Chocolate Scraping with Beautiful Soup

Learn Web Scraping with Beautiful Soup

Chocolate Scraping with Beautiful Soup

Hi,

I finished with the project.

Code on GitHub

Run on Repl.it

3 Likes

I was so stuck on 7. Your line 24 is so tidy. :ok_hand:t2:

Hi all, I’ve just finished the Chocolate scraping project, please kindly share how you feel about my code and the way I tackled it. All comments are much appreciated! Cheers!

from bs4 import BeautifulSoup
import requests
import pandas as pd
import matplotlib.pyplot as plt
import numpy as np

res = requests.get('https://content.codecademy.com/courses/beautifulsoup/cacao/index.html')

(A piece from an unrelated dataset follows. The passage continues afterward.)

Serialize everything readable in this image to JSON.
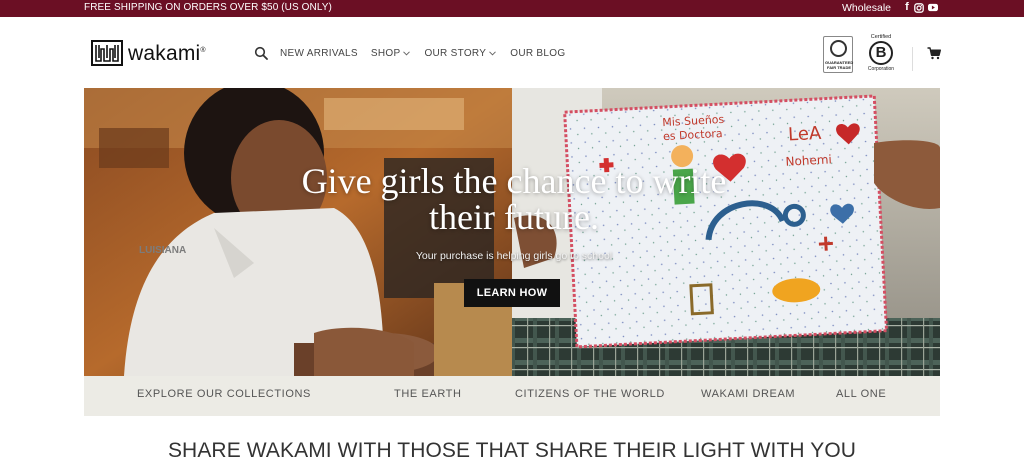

soup = BeautifulSoup(res.content, 'html.parser')

def scrape_column(class_name):
    column = []
    for i in soup.select('.'+class_name):
        column.append(i.get_text())
    return(column[1:])

headers = soup.find_all('tr')[2]
class_list = [value for i in headers('td') for value in i['class']]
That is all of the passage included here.